Gilbreth, Inc. was an early management consulting firm founded by Frank Bunker Gilbreth, Sr. and wife Lillian Moller Gilbreth. It was primarily an operation of the two founders.

The firm's methodlogy focused on efficiency through a "Time and Motion" approach, better known as motion studies. Its analysis and reports included reduction of effort and fatigue, with precursors to ergonomics.[1] The resulting recommendations focused on "one best way," an approach at odds with the later quality improvement movement. The Gilbreth approach also diverged from Taylorism, another early business/work efficiency model, primarily in its consideration of human factors.[2]

Gilbreth Inc.'s innovations were largely due to the marriage of engineering and industrial psychology[3] reflected from the marriage of its founders, who were respective experts in these fields.
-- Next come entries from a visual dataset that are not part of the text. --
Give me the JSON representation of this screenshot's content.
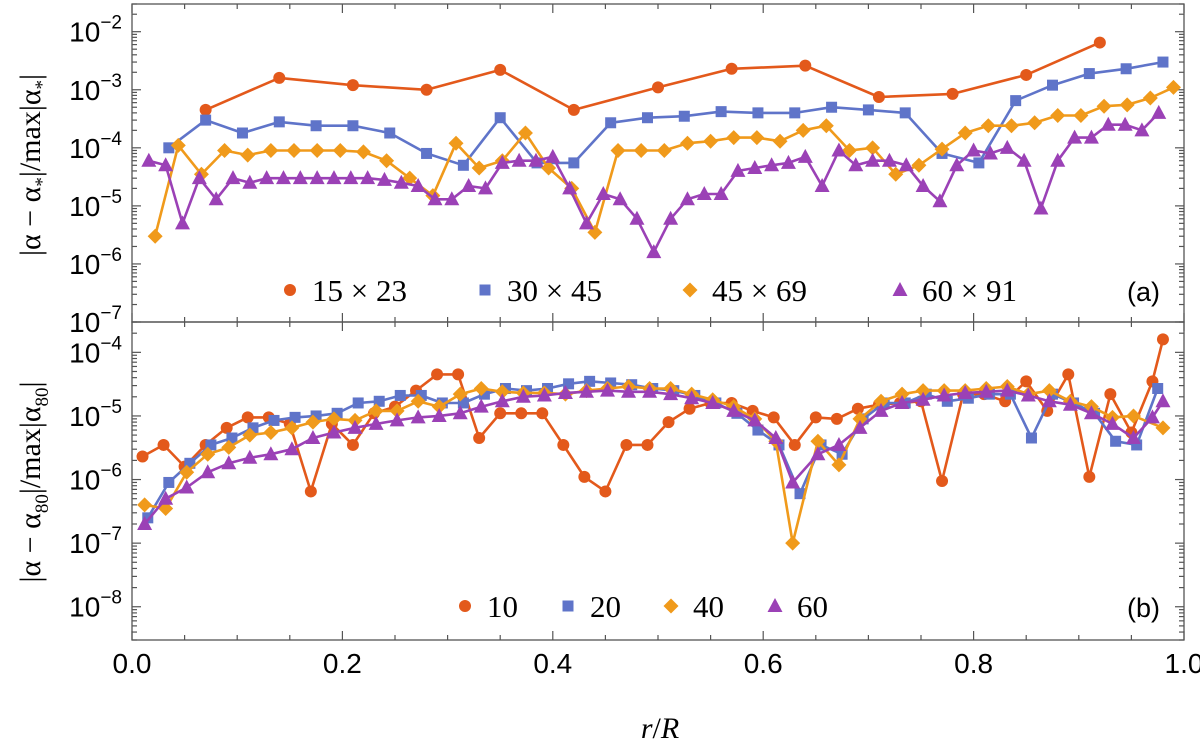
{
  "chart_data": [
    {
      "type": "line",
      "panel_tag": "(a)",
      "ylabel_parts": [
        "|α − α",
        "*",
        "|/max|α",
        "*",
        "|"
      ],
      "yscale": "log",
      "ylim": [
        1e-07,
        0.03
      ],
      "yticks": [
        {
          "base": "10",
          "exp": "−2",
          "value": 0.01
        },
        {
          "base": "10",
          "exp": "−3",
          "value": 0.001
        },
        {
          "base": "10",
          "exp": "−4",
          "value": 0.0001
        },
        {
          "base": "10",
          "exp": "−5",
          "value": 1e-05
        },
        {
          "base": "10",
          "exp": "−6",
          "value": 1e-06
        },
        {
          "base": "10",
          "exp": "−7",
          "value": 1e-07
        }
      ],
      "xlim": [
        0,
        1
      ],
      "legend_placement": "bottom",
      "series": [
        {
          "name": "15 × 23",
          "color": "#e3591b",
          "marker": "circle",
          "x": [
            0.07,
            0.14,
            0.21,
            0.28,
            0.35,
            0.42,
            0.5,
            0.57,
            0.64,
            0.71,
            0.78,
            0.85,
            0.92
          ],
          "y": [
            0.00045,
            0.0016,
            0.0012,
            0.001,
            0.0022,
            0.00045,
            0.0011,
            0.0023,
            0.0026,
            0.00075,
            0.00085,
            0.0018,
            0.0065
          ]
        },
        {
          "name": "30 × 45",
          "color": "#5f74c9",
          "marker": "square",
          "x": [
            0.035,
            0.07,
            0.105,
            0.14,
            0.175,
            0.21,
            0.245,
            0.28,
            0.315,
            0.35,
            0.385,
            0.42,
            0.455,
            0.49,
            0.525,
            0.56,
            0.595,
            0.63,
            0.665,
            0.7,
            0.735,
            0.77,
            0.805,
            0.84,
            0.875,
            0.91,
            0.945,
            0.98
          ],
          "y": [
            0.0001,
            0.0003,
            0.00018,
            0.00028,
            0.00024,
            0.00024,
            0.00018,
            8e-05,
            5e-05,
            0.00033,
            5.5e-05,
            5.5e-05,
            0.00027,
            0.00033,
            0.00035,
            0.00042,
            0.0004,
            0.0004,
            0.0005,
            0.00045,
            0.0004,
            8e-05,
            5.5e-05,
            0.00065,
            0.0012,
            0.0019,
            0.0023,
            0.003
          ]
        },
        {
          "name": "45 × 69",
          "color": "#f09a1b",
          "marker": "diamond",
          "x": [
            0.022,
            0.044,
            0.066,
            0.088,
            0.11,
            0.132,
            0.154,
            0.176,
            0.198,
            0.22,
            0.242,
            0.264,
            0.286,
            0.308,
            0.33,
            0.352,
            0.374,
            0.396,
            0.418,
            0.44,
            0.462,
            0.484,
            0.506,
            0.528,
            0.55,
            0.572,
            0.594,
            0.616,
            0.638,
            0.66,
            0.682,
            0.704,
            0.726,
            0.748,
            0.77,
            0.792,
            0.814,
            0.836,
            0.858,
            0.88,
            0.902,
            0.924,
            0.946,
            0.968,
            0.99
          ],
          "y": [
            3e-06,
            0.00011,
            3.5e-05,
            9e-05,
            7.5e-05,
            9e-05,
            9e-05,
            9e-05,
            9e-05,
            8.5e-05,
            6e-05,
            3e-05,
            1.5e-05,
            0.00012,
            4.5e-05,
            6e-05,
            0.00018,
            4.5e-05,
            2e-05,
            3.5e-06,
            9e-05,
            9e-05,
            9e-05,
            0.00012,
            0.00013,
            0.00015,
            0.00015,
            0.00013,
            0.0002,
            0.00024,
            9e-05,
            0.0001,
            3.5e-05,
            5e-05,
            9.5e-05,
            0.00018,
            0.00024,
            0.00024,
            0.00027,
            0.00036,
            0.00036,
            0.00052,
            0.00055,
            0.00072,
            0.0011
          ]
        },
        {
          "name": "60 × 91",
          "color": "#9b41b6",
          "marker": "triangle",
          "x": [
            0.016,
            0.032,
            0.048,
            0.064,
            0.08,
            0.096,
            0.112,
            0.128,
            0.144,
            0.16,
            0.176,
            0.192,
            0.208,
            0.224,
            0.24,
            0.256,
            0.272,
            0.288,
            0.304,
            0.32,
            0.336,
            0.352,
            0.368,
            0.384,
            0.4,
            0.416,
            0.432,
            0.448,
            0.464,
            0.48,
            0.496,
            0.512,
            0.528,
            0.544,
            0.56,
            0.576,
            0.592,
            0.608,
            0.624,
            0.64,
            0.656,
            0.672,
            0.688,
            0.704,
            0.72,
            0.736,
            0.752,
            0.768,
            0.784,
            0.8,
            0.816,
            0.832,
            0.848,
            0.864,
            0.88,
            0.896,
            0.912,
            0.928,
            0.944,
            0.96,
            0.976
          ],
          "y": [
            6e-05,
            5e-05,
            5e-06,
            3e-05,
            1.3e-05,
            3e-05,
            2.5e-05,
            3e-05,
            3e-05,
            3e-05,
            3e-05,
            3e-05,
            3e-05,
            3e-05,
            2.8e-05,
            2.5e-05,
            2.2e-05,
            1.3e-05,
            1.3e-05,
            2.2e-05,
            2e-05,
            5.5e-05,
            6e-05,
            6e-05,
            7e-05,
            2e-05,
            5e-06,
            1.6e-05,
            1.3e-05,
            6e-06,
            1.6e-06,
            6e-06,
            1.3e-05,
            1.6e-05,
            1.6e-05,
            4e-05,
            4.5e-05,
            5e-05,
            5.5e-05,
            7e-05,
            2.2e-05,
            9e-05,
            5e-05,
            6e-05,
            6e-05,
            5e-05,
            2.2e-05,
            1.2e-05,
            5e-05,
            9e-05,
            8e-05,
            0.0001,
            6e-05,
            9e-06,
            6e-05,
            0.00015,
            0.00015,
            0.00025,
            0.00025,
            0.0002,
            0.0004
          ]
        }
      ]
    },
    {
      "type": "line",
      "panel_tag": "(b)",
      "ylabel_parts": [
        "|α − α",
        "80",
        "|/max|α",
        "80",
        "|"
      ],
      "yscale": "log",
      "ylim": [
        3e-09,
        0.0003
      ],
      "yticks": [
        {
          "base": "10",
          "exp": "−4",
          "value": 0.0001
        },
        {
          "base": "10",
          "exp": "−5",
          "value": 1e-05
        },
        {
          "base": "10",
          "exp": "−6",
          "value": 1e-06
        },
        {
          "base": "10",
          "exp": "−7",
          "value": 1e-07
        },
        {
          "base": "10",
          "exp": "−8",
          "value": 1e-08
        }
      ],
      "xlim": [
        0,
        1
      ],
      "xlabel_parts": [
        "r",
        "/",
        "R"
      ],
      "xticks": [
        "0.0",
        "0.2",
        "0.4",
        "0.6",
        "0.8",
        "1.0"
      ],
      "legend_placement": "bottom",
      "series": [
        {
          "name": "10",
          "color": "#e3591b",
          "marker": "circle",
          "x": [
            0.01,
            0.03,
            0.05,
            0.07,
            0.09,
            0.11,
            0.13,
            0.15,
            0.17,
            0.19,
            0.21,
            0.23,
            0.25,
            0.27,
            0.29,
            0.31,
            0.33,
            0.35,
            0.37,
            0.39,
            0.41,
            0.43,
            0.45,
            0.47,
            0.49,
            0.51,
            0.53,
            0.55,
            0.57,
            0.59,
            0.61,
            0.63,
            0.65,
            0.67,
            0.69,
            0.71,
            0.73,
            0.75,
            0.77,
            0.79,
            0.81,
            0.83,
            0.85,
            0.87,
            0.89,
            0.91,
            0.93,
            0.95,
            0.97,
            0.98
          ],
          "y": [
            2.3e-06,
            3.5e-06,
            1.6e-06,
            3.5e-06,
            6.5e-06,
            9.5e-06,
            9.5e-06,
            7.5e-06,
            6.5e-07,
            7.5e-06,
            3.5e-06,
            1.1e-05,
            1.4e-05,
            2.5e-05,
            4.5e-05,
            4.5e-05,
            4.5e-06,
            1.1e-05,
            1.1e-05,
            1.1e-05,
            3.5e-06,
            1.1e-06,
            6.5e-07,
            3.5e-06,
            3.5e-06,
            8e-06,
            1.3e-05,
            1.6e-05,
            1.6e-05,
            1.2e-05,
            9.5e-06,
            3.5e-06,
            9.5e-06,
            9e-06,
            1.3e-05,
            1.5e-05,
            1.6e-05,
            1.7e-05,
            9.5e-07,
            2.2e-05,
            2.2e-05,
            1.7e-05,
            3.5e-05,
            1.2e-05,
            4.5e-05,
            1.1e-06,
            2.2e-05,
            5.5e-06,
            3.5e-05,
            0.00016
          ]
        },
        {
          "name": "20",
          "color": "#5f74c9",
          "marker": "square",
          "x": [
            0.015,
            0.035,
            0.055,
            0.075,
            0.095,
            0.115,
            0.135,
            0.155,
            0.175,
            0.195,
            0.215,
            0.235,
            0.255,
            0.275,
            0.295,
            0.315,
            0.335,
            0.355,
            0.375,
            0.395,
            0.415,
            0.435,
            0.455,
            0.475,
            0.495,
            0.515,
            0.535,
            0.555,
            0.575,
            0.595,
            0.615,
            0.635,
            0.655,
            0.675,
            0.695,
            0.715,
            0.735,
            0.755,
            0.775,
            0.795,
            0.815,
            0.835,
            0.855,
            0.875,
            0.895,
            0.915,
            0.935,
            0.955,
            0.975
          ],
          "y": [
            2.5e-07,
            9e-07,
            1.8e-06,
            3.5e-06,
            4.5e-06,
            6.5e-06,
            8.5e-06,
            9.5e-06,
            1e-05,
            1.1e-05,
            1.6e-05,
            1.7e-05,
            2.1e-05,
            2.1e-05,
            1.6e-05,
            1.6e-05,
            2.2e-05,
            2.7e-05,
            2.5e-05,
            2.7e-05,
            3.2e-05,
            3.5e-05,
            3.3e-05,
            3.1e-05,
            2.7e-05,
            2.5e-05,
            2.1e-05,
            1.6e-05,
            1.1e-05,
            6e-06,
            3.5e-06,
            6e-07,
            3.5e-06,
            2.5e-06,
            9e-06,
            1.6e-05,
            1.6e-05,
            2.2e-05,
            1.7e-05,
            1.9e-05,
            2.2e-05,
            2.2e-05,
            4.5e-06,
            2.2e-05,
            1.6e-05,
            1.1e-05,
            4e-06,
            3.5e-06,
            2.7e-05
          ]
        },
        {
          "name": "40",
          "color": "#f09a1b",
          "marker": "diamond",
          "x": [
            0.012,
            0.032,
            0.052,
            0.072,
            0.092,
            0.112,
            0.132,
            0.152,
            0.172,
            0.192,
            0.212,
            0.232,
            0.252,
            0.272,
            0.292,
            0.312,
            0.332,
            0.352,
            0.372,
            0.392,
            0.412,
            0.432,
            0.452,
            0.472,
            0.492,
            0.512,
            0.532,
            0.552,
            0.572,
            0.592,
            0.612,
            0.628,
            0.652,
            0.672,
            0.692,
            0.712,
            0.732,
            0.752,
            0.772,
            0.792,
            0.812,
            0.832,
            0.852,
            0.872,
            0.892,
            0.912,
            0.932,
            0.952,
            0.98
          ],
          "y": [
            4e-07,
            3.5e-07,
            1.3e-06,
            2.5e-06,
            3.2e-06,
            5e-06,
            5.5e-06,
            6.5e-06,
            8e-06,
            9e-06,
            8.5e-06,
            1.2e-05,
            1.2e-05,
            1.7e-05,
            1.4e-05,
            2.2e-05,
            2.7e-05,
            2.4e-05,
            2.3e-05,
            2.3e-05,
            2.2e-05,
            2.5e-05,
            2.7e-05,
            2.9e-05,
            2.7e-05,
            2.7e-05,
            2.2e-05,
            1.8e-05,
            1.4e-05,
            9e-06,
            4e-06,
            1e-07,
            4e-06,
            1.7e-06,
            9e-06,
            1.7e-05,
            2.2e-05,
            2.5e-05,
            2.5e-05,
            2.5e-05,
            2.7e-05,
            2.9e-05,
            2.2e-05,
            2.5e-05,
            1.7e-05,
            1.4e-05,
            9.5e-06,
            1e-05,
            6.5e-06
          ]
        },
        {
          "name": "60",
          "color": "#9b41b6",
          "marker": "triangle",
          "x": [
            0.012,
            0.032,
            0.052,
            0.072,
            0.092,
            0.112,
            0.132,
            0.152,
            0.172,
            0.192,
            0.212,
            0.232,
            0.252,
            0.272,
            0.292,
            0.312,
            0.332,
            0.352,
            0.372,
            0.392,
            0.412,
            0.432,
            0.452,
            0.472,
            0.492,
            0.512,
            0.532,
            0.552,
            0.572,
            0.592,
            0.612,
            0.628,
            0.652,
            0.672,
            0.692,
            0.712,
            0.732,
            0.752,
            0.772,
            0.792,
            0.812,
            0.832,
            0.852,
            0.872,
            0.892,
            0.912,
            0.932,
            0.952,
            0.97,
            0.98
          ],
          "y": [
            2e-07,
            5e-07,
            7.5e-07,
            1.3e-06,
            1.8e-06,
            2.2e-06,
            2.5e-06,
            3e-06,
            4.5e-06,
            5.5e-06,
            6.5e-06,
            7.5e-06,
            8.5e-06,
            9.5e-06,
            1e-05,
            1.1e-05,
            1.4e-05,
            1.7e-05,
            2e-05,
            2.1e-05,
            2.3e-05,
            2.4e-05,
            2.5e-05,
            2.4e-05,
            2.4e-05,
            2.2e-05,
            1.9e-05,
            1.6e-05,
            1.2e-05,
            8.5e-06,
            4.5e-06,
            9e-07,
            2.5e-06,
            3.5e-06,
            6.5e-06,
            1.2e-05,
            1.6e-05,
            1.8e-05,
            2.1e-05,
            2.3e-05,
            2.4e-05,
            2.5e-05,
            2.1e-05,
            1.7e-05,
            1.5e-05,
            1.1e-05,
            7.5e-06,
            4.5e-06,
            9.5e-06,
            1.7e-05
          ]
        }
      ]
    }
  ]
}
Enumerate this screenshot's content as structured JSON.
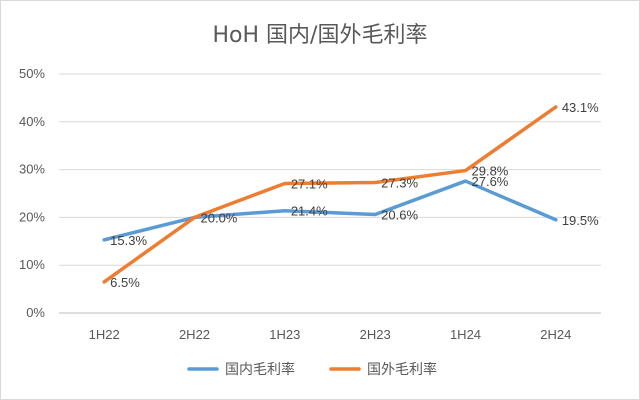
{
  "chart_data": {
    "type": "line",
    "title": "HoH 国内/国外毛利率",
    "categories": [
      "1H22",
      "2H22",
      "1H23",
      "2H23",
      "1H24",
      "2H24"
    ],
    "y_ticks": [
      "0%",
      "10%",
      "20%",
      "30%",
      "40%",
      "50%"
    ],
    "ylim": [
      0,
      50
    ],
    "grid": true,
    "legend_position": "bottom",
    "series": [
      {
        "name": "国内毛利率",
        "color": "#5B9BD5",
        "values": [
          15.3,
          20.0,
          21.4,
          20.6,
          27.6,
          19.5
        ],
        "labels": [
          "15.3%",
          "20.0%",
          "21.4%",
          "20.6%",
          "27.6%",
          "19.5%"
        ]
      },
      {
        "name": "国外毛利率",
        "color": "#ED7D31",
        "values": [
          6.5,
          20.0,
          27.1,
          27.3,
          29.8,
          43.1
        ],
        "labels": [
          "6.5%",
          "",
          "27.1%",
          "27.3%",
          "29.8%",
          "43.1%"
        ]
      }
    ]
  }
}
The firm was founded in 1911 in Providence, Rhode Island, and later moved to Montclair, New Jersey. Gilbreth, Inc. survived the death of Frank Gilbreth in 1924, and continued until Lillian Gilbreth's retirement in the 1960s.[3]

References

  1. Dempsey, P.G. (2006). "Scientific Management Influences on Ergonomic Analysis Techniques". In Waldemar Karwowski. International Encyclopedia of Ergonomics and Human Factors. 3 (2nd ed.). CRC Press. pp. 3354–3356. ISBN 978-0-415-30430-6.
  2. Dean, Carol Carlsoon (2003). Wood, Michael C; John Cunningham, ed. "Primer of Scientific Management by Frank B. Gilbreth: a response to publication of Taylor's Principles in The American Magazine". Frank and Lillian Gilbreth: Critical Evaluations in Business and Management. London & New York: Routledge (Taylor & Francis Group). 1: 106–120. Retrieved 9 October 2015.
  3. 1 2 "Mother of Modern Management". San Diego Supercomputer Center. University of California at San Diego. Retrieved 9 October 2015.